A unidade, administrada pelo Instituto de Gestão Estratégica de Saúde do Distrito Federal, implementou a mudança com apoio da plataforma digital MV Soul, que integra as etapas de prescrição, validação e entrega dos medicamentos.
Com o novo modelo, o farmacêutico clínico passa a atuar como peça central no processo. Antes, a medicação era liberada diretamente após a prescrição médica, com análise posterior. Agora, a avaliação ocorre antes da dispensação, permitindo identificar possíveis falhas, como erros de dosagem, interações medicamentosas, duplicidade de tratamentos e inadequações clínicas.
O processo ocorre de segunda a sexta-feira, das 8h às 17h, abrangendo todas as prescrições feitas nesse período. Em casos de urgência, o fluxo é flexibilizado para garantir rapidez no atendimento.
Implantação gradual
A mudança vem sendo implementada de forma progressiva. A primeira etapa começou em outubro de 2025, nas áreas de UTI adulta e clínica médica. Atualmente, o modelo está sendo ampliado para a UTI neonatal e a pediatria.

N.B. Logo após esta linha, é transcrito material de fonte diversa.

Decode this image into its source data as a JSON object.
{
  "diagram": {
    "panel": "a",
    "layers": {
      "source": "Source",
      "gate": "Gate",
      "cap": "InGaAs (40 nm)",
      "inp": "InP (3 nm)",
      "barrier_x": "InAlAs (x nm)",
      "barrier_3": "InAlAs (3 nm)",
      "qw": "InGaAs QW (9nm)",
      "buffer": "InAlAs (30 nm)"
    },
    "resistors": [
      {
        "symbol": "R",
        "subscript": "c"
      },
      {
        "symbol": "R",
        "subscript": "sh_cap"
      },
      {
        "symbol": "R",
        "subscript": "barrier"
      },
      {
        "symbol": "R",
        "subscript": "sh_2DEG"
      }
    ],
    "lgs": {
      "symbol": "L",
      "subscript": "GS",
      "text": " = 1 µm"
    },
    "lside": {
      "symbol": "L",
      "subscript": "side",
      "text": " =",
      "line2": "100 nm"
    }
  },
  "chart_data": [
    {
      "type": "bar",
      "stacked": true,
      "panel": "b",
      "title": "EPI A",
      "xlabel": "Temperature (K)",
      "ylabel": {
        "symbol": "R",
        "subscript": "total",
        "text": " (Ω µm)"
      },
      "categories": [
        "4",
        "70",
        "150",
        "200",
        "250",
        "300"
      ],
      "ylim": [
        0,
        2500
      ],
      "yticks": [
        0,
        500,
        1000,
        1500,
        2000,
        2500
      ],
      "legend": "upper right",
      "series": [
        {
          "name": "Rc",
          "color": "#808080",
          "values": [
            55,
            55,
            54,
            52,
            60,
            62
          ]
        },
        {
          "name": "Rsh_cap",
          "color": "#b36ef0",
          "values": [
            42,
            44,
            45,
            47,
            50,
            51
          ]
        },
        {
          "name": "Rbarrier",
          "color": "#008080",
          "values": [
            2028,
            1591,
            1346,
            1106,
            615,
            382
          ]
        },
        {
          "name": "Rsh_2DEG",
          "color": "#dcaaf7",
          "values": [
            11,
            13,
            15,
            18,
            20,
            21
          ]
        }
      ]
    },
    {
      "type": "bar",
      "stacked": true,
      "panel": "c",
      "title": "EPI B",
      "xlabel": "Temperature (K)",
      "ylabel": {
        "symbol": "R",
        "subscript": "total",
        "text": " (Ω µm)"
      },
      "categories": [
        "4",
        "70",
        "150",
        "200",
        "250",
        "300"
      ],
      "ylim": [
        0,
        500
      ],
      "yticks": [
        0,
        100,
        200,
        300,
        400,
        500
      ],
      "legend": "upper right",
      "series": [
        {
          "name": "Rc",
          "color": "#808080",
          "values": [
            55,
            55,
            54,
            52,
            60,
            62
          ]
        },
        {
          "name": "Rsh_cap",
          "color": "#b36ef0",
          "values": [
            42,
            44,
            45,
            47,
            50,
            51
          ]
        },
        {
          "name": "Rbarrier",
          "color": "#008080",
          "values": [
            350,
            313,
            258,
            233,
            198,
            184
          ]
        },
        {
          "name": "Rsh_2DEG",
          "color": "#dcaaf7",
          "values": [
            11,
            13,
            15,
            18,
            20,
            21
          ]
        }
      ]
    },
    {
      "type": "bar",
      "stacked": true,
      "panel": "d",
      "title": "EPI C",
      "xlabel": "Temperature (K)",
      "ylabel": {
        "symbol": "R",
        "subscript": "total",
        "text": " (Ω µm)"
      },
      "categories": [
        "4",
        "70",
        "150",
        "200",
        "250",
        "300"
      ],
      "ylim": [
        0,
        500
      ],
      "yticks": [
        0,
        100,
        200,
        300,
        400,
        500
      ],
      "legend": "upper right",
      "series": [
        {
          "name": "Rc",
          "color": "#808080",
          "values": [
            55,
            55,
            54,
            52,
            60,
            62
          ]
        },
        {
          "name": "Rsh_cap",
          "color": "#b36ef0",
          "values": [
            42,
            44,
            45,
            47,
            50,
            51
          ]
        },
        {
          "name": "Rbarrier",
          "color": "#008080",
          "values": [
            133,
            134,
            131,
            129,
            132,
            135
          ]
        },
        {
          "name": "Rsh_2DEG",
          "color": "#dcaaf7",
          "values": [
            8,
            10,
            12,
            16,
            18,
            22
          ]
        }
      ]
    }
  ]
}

A iniciativa foi desenvolvida com base em experiência anterior no Hospital Cidade do Sol, também administrado pelo Instituto de Gestão Estratégica de Saúde do Distrito Federal, que já adotava rastreabilidade completa de medicamentos.
Segundo a equipe responsável, a adesão dos profissionais tem sido positiva, sem resistência significativa por parte dos médicos. Muitos já estavam familiarizados com esse tipo de protocolo em unidades privadas.
Mais controle e qualidade no atendimento
Hoje, cerca de 260 prescrições são analisadas diariamente no hospital. Ainda pouco difundido na rede pública, o modelo coloca o Hospital Regional de Santa Maria como uma das unidades pioneiras no Distrito Federal na adoção desse tipo de controle.
A expectativa é que a prática seja expandida para toda a unidade até o fim do ano, fortalecendo a segurança do paciente e a qualidade dos serviços prestados.